Mi amiga pidió a una practicista de la Ciencia Cristiana que orara con ella. Oraron para obtener un entendimiento más profundo de la verdadera naturaleza del hombre espiritual como imagen perfecta de Dios. La practicista recomendó a mi amiga que leyera un versículo del libro de Exodo que da una vívida ilustración del término reflejo. Describe lo que Moisés y los ancianos de Israel discernieron cuando fueron al altar que habían edificado para Dios: “Y vieron al Dios de Israel; y había debajo de sus pies como un embaldosado de zafiro, semejante al cielo cuando está sereno”.
La practicista y la mujer sintieron que este versículo describía la sustancia y la claridad del ser de Dios. Comprendieron que el hombre es la imagen de Dios y refleja la sustancia del Alma. La frase bíblica “semejante al cielo cuando está sereno” significó mucho para ellas, y vieron que en realidad no hay nada que nuble el reflejo espiritual cuando el pensamiento es transparente a la Verdad.
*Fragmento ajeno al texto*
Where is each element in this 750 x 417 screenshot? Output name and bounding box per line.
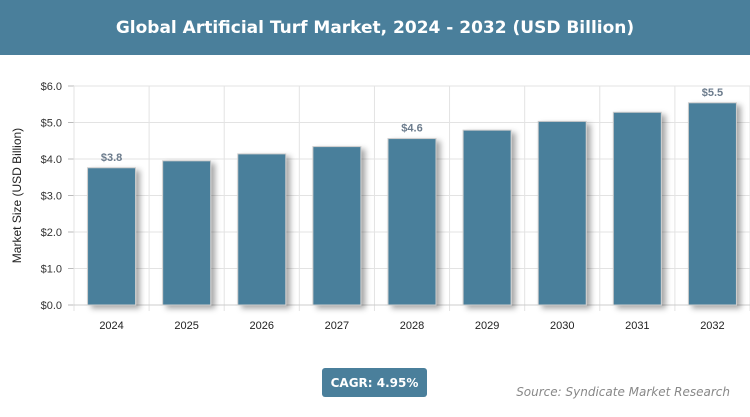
bar-chart: $0.0 $1.0 $2.0 $3.0 $4.0 $5.0 $6.0 2024 $3.8 2025… xyxy=(10,81,750,332)
bar-2024 xyxy=(87,167,137,306)
y-tick-label: $2.0 xyxy=(41,227,62,239)
y-tick-label: $4.0 xyxy=(41,154,62,166)
bar-2030 xyxy=(537,120,587,306)
bar-2032 xyxy=(687,102,737,306)
bar-2025 xyxy=(162,160,212,306)
cagr-badge: CAGR: 4.95% xyxy=(322,368,427,397)
data-label: $3.8 xyxy=(101,152,122,164)
data-label: $5.5 xyxy=(702,87,723,99)
bar-2027 xyxy=(312,146,362,306)
y-tick-label: $3.0 xyxy=(41,191,62,203)
y-tick-label: $6.0 xyxy=(41,81,62,93)
data-label: $4.6 xyxy=(401,123,422,135)
bar-2026 xyxy=(237,153,287,306)
x-tick-label: 2031 xyxy=(625,320,649,332)
y-tick-label: $1.0 xyxy=(41,264,62,276)
y-axis-label: Market Size (USD Billion) xyxy=(10,128,24,263)
x-tick-label: 2025 xyxy=(174,320,198,332)
x-tick-label: 2026 xyxy=(250,320,274,332)
x-tick-label: 2027 xyxy=(325,320,349,332)
y-tick-label: $5.0 xyxy=(41,118,62,130)
x-tick-label: 2029 xyxy=(475,320,499,332)
x-tick-label: 2030 xyxy=(550,320,574,332)
source-note: Source: Syndicate Market Research xyxy=(516,385,730,399)
y-tick-label: $0.0 xyxy=(41,300,62,312)
chart-title: Global Artificial Turf Market, 2024 - 20… xyxy=(0,0,750,55)
bar-2029 xyxy=(462,129,512,306)
bar-2031 xyxy=(612,111,662,306)
x-tick-label: 2032 xyxy=(700,320,724,332)
bar-2028 xyxy=(387,138,437,306)
x-tick-label: 2028 xyxy=(400,320,424,332)
x-tick-label: 2024 xyxy=(99,320,123,332)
Pronto el temor de mi amiga desapareció y se sintió confiada en el resultado. Un examen posterior confirmó que estaba libre de enfermedad.
Cuando reconocemos que de hecho somos el reflejo de Dios, no seres materiales, y que no podemos hacer nada por nosotros mismos puesto que reflejamos constantemente la luz de la Verdad, cada uno de nosotros resplandecerá con una luz cada vez más brillante y continua. Dios, la Mente divina se expresa en bondad, pureza y salud, y reflejamos Su gloria.